The first method came into my mind is O(nm) brute-force, but it's TLE.

The second method is KMP, but I can't write it quickly and clearly.

The third method is Hash, which is easy to implement.

We need a Hash to calculate continuous sequence of chars, and the hash can be updated quickly when removing or adding new char at the head and tail of the string.
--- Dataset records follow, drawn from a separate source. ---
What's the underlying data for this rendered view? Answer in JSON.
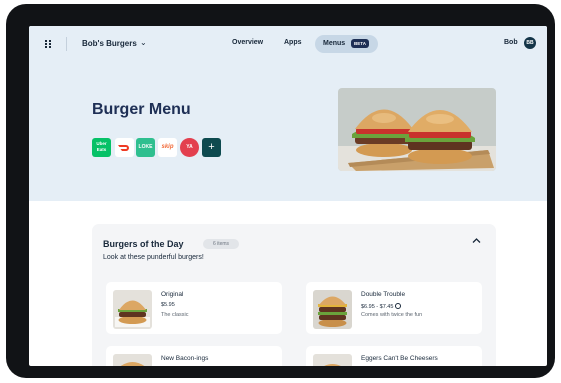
{
  "header": {
    "brand": "Bob's Burgers",
    "nav": {
      "overview": "Overview",
      "apps": "Apps",
      "menus": "Menus",
      "beta": "BETA"
    },
    "user": {
      "name": "Bob",
      "initials": "BB"
    }
  },
  "hero": {
    "title": "Burger Menu",
    "apps": [
      {
        "label": "Uber Eats",
        "color": "#06c167"
      },
      {
        "label": "",
        "icon": "doordash-icon",
        "color": "#ef3b24"
      },
      {
        "label": "LOKE",
        "color": "#2fbf8f"
      },
      {
        "label": "skip",
        "color": "#f26b3a"
      },
      {
        "label": "YA",
        "color": "#e33f4e"
      }
    ],
    "add_label": "+"
  },
  "section": {
    "title": "Burgers of the Day",
    "count": "6 items",
    "subtitle": "Look at these punderful burgers!",
    "items": [
      {
        "name": "Original",
        "price": "$5.95",
        "desc": "The classic"
      },
      {
        "name": "Double Trouble",
        "price": "$6.95 - $7.45",
        "desc": "Comes with twice the fun"
      },
      {
        "name": "New Bacon-ings",
        "price": "",
        "desc": ""
      },
      {
        "name": "Eggers Can't Be Cheesers",
        "price": "",
        "desc": ""
      }
    ]
  },
  "colors": {
    "navy": "#1e2f55",
    "hero_bg": "#e5eef6",
    "menus_pill": "#c7d7e6"
  }
}
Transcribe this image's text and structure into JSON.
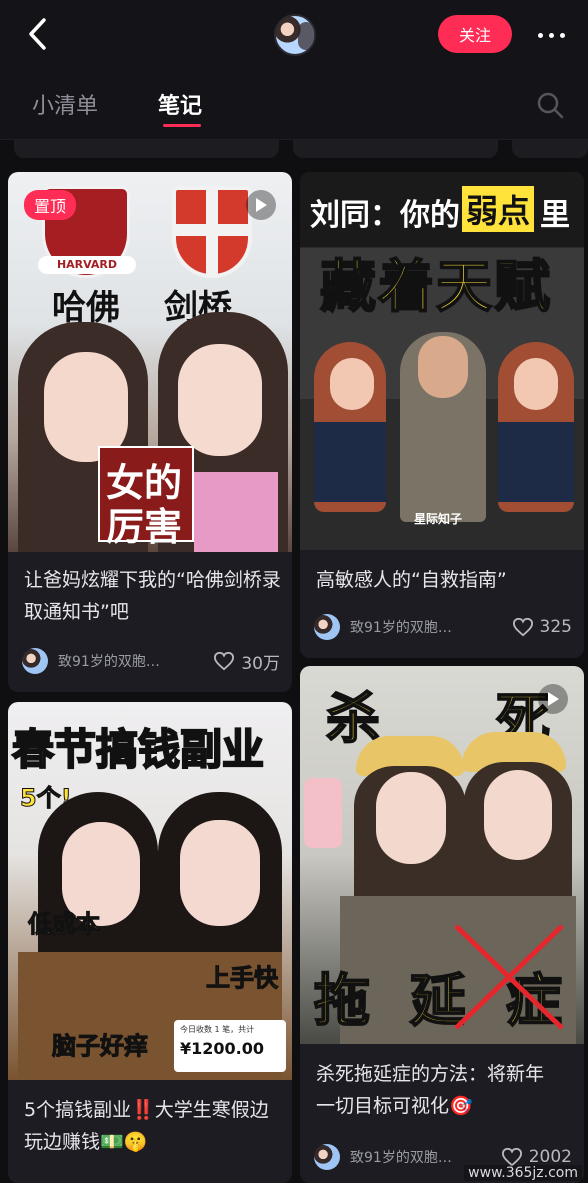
{
  "header": {
    "back_icon": "chevron-left-icon",
    "follow_label": "关注",
    "more_icon": "more-horizontal-icon"
  },
  "tabs": [
    {
      "label": "小清单",
      "active": false
    },
    {
      "label": "笔记",
      "active": true
    }
  ],
  "search_icon": "search-icon",
  "cards": [
    {
      "title": "让爸妈炫耀下我的“哈佛剑桥录取通知书”吧",
      "author": "致91岁的双胞…",
      "likes": "30万",
      "pin_label": "置顶",
      "cover_text": {
        "t1": "哈佛",
        "t2": "剑桥",
        "t3": "女的",
        "t4": "厉害",
        "harvard": "HARVARD"
      }
    },
    {
      "title": "高敏感人的“自救指南”",
      "author": "致91岁的双胞…",
      "likes": "325",
      "cover_text": {
        "line1": "刘同：你的",
        "hl": "弱点",
        "line1b": "里",
        "line2": "藏着天赋",
        "logo": "星际知子"
      }
    },
    {
      "title": "5个搞钱副业‼️大学生寒假边玩边赚钱💵🤫",
      "author": "",
      "likes": "",
      "cover_text": {
        "h1": "春节搞钱副业",
        "h2": "5个!",
        "a": "低成本",
        "b": "上手快",
        "c": "脑子好痒",
        "note_label": "今日收数 1 笔，共计",
        "amount": "¥1200.00"
      }
    },
    {
      "title": "杀死拖延症的方法：将新年一切目标可视化🎯",
      "author": "致91岁的双胞…",
      "likes": "2002",
      "cover_text": {
        "k1": "杀",
        "k2": "死",
        "k3": "拖",
        "k4": "延",
        "k5": "症"
      }
    }
  ],
  "watermark": "www.365jz.com",
  "colors": {
    "accent": "#ff2c55",
    "background": "#0f0f12",
    "card": "#1c1c22"
  }
}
The simplest one is XOR.

```
unsigned int strHash(string str){
unsigned int res = 0;
for (int i = 0; i < str.size(); i++)
res ^= str[i];
return res;
}
unsigned int updateHash(char in, char out, unsigned int hashval){
hashval ^= in;
hashval ^= out;
return hashval;
}
int strStr(string haystack, string needle) {
if (haystack.size() < needle.size()) return -1;
int i, j;
unsigned int tar, val;
tar = strHash(needle);
val = strHash(haystack.substr(0, needle.size()));
i = 0;
while(true){
if (tar == val){
for (j = 0; j < needle.size(); j++)
if (haystack[i + j] != needle[j]) break;
if (j == needle.size()) return i;
}
if (i + needle.size() >= haystack.size()) break;
val = updateHash(haystack[i + needle.size()], haystack[i], val);
i++;
}
return -1;
}
```

This hash is too simple to fail in this case:

aaaaaaaaaaaaaaaaaaaaaaaaaaa...., bbbbbbbbbbbbbbbbb...(even number of 'b')

Because the hash value will be 0.

In such case, we can add few checks about matching head or tail or middle.

Although the hash is very simple, it is enough to pass the test cases here with 6ms.